That Nell succeeds, through her insanity, in creating a good man out of Jed is what keeps her from becoming a villain in the true sense of the word. The movie is a strange blend of Noir cliches--all the business with the shades, Bancroft's tedious songs in the inexplicably Western themed nightclub, the tacked on sentimentality--but combines them with innovative, risky touches, like revealing the self-inflicted scars on Nell's wrists and upping the tension by filming in real time.

But really, again, the most innovative part of the whole movie is the alien-like Marilyn. She doesn't play fragile, she is fragile. That may sound dunder-headedly simple, since of course Marilyn is known for her sincerity. But the impact of seeing such broken, teetering fragility, actually seeing it, without feeling like it's just being played out for you, is shaking to witness. There are cringe-worthy moments, where you can't bear to hear her baby voice moon ecstatically over her lost airforce pilot (just how healthy and mature was her love for him? Surely her childish instability wasn't created overnight by his death but by systematic abuse and natural impulses). But these moments are cringe-worthy for all the right reasons--you don't think you'd be able to listen to someone saying that in real life, either. It's too pathetic and heartbreaking.
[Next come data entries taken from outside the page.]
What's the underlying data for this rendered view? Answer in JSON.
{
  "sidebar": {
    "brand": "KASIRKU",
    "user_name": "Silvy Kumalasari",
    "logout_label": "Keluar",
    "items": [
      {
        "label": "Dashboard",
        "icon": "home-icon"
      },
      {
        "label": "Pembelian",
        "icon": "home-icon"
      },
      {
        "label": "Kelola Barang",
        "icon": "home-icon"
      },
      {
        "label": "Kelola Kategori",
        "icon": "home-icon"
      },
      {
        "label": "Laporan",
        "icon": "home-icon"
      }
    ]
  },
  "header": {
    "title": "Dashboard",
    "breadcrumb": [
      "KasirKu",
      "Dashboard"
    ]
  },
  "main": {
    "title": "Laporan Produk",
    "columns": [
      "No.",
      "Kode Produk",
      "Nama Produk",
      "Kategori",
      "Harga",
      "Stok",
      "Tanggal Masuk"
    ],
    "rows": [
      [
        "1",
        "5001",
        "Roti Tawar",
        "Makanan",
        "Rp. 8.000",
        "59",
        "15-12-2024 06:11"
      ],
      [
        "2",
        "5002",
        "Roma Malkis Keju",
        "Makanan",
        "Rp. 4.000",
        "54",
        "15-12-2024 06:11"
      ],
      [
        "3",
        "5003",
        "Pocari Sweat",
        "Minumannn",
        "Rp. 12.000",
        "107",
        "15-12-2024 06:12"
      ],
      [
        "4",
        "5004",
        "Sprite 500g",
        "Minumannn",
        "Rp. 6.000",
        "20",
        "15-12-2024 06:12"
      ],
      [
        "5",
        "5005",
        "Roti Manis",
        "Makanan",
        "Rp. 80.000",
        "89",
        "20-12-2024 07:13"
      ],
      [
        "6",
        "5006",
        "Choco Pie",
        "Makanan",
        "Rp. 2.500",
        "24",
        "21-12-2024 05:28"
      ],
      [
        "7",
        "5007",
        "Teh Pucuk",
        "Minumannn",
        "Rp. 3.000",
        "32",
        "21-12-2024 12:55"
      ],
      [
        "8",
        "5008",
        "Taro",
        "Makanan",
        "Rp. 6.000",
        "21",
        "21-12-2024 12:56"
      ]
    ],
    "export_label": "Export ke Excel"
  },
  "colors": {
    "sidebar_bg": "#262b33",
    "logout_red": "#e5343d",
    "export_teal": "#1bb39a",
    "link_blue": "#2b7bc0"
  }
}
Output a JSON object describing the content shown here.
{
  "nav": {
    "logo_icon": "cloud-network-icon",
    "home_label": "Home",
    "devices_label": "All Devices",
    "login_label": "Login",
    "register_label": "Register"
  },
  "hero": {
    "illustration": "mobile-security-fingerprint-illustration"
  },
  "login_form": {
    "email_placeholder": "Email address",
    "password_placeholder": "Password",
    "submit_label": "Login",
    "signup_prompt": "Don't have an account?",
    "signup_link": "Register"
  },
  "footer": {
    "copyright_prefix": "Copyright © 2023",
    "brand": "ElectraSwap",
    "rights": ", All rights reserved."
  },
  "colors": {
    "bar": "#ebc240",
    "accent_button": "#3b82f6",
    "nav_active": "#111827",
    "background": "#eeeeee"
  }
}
I've yet to see Niagara, but I've often heard it criticized for spinning Marilyn's unique charm too negatively in that villainous role, which this movie skillfully avoids by allowing Marilyn to interpret Nell on her own terms, with her own vulnerability. Does such wistful madness make her performance more difficult to watch, knowing the ultimate end the movie's star came to? Yes, in a way. But on the other hand, you're almost affirmed on Marilyn's behalf, watching her in such a triumphant performance, knowing that without any outside prodding, Marilyn was capable of using her own natural self not only to charm, but to genuinely move and disturb.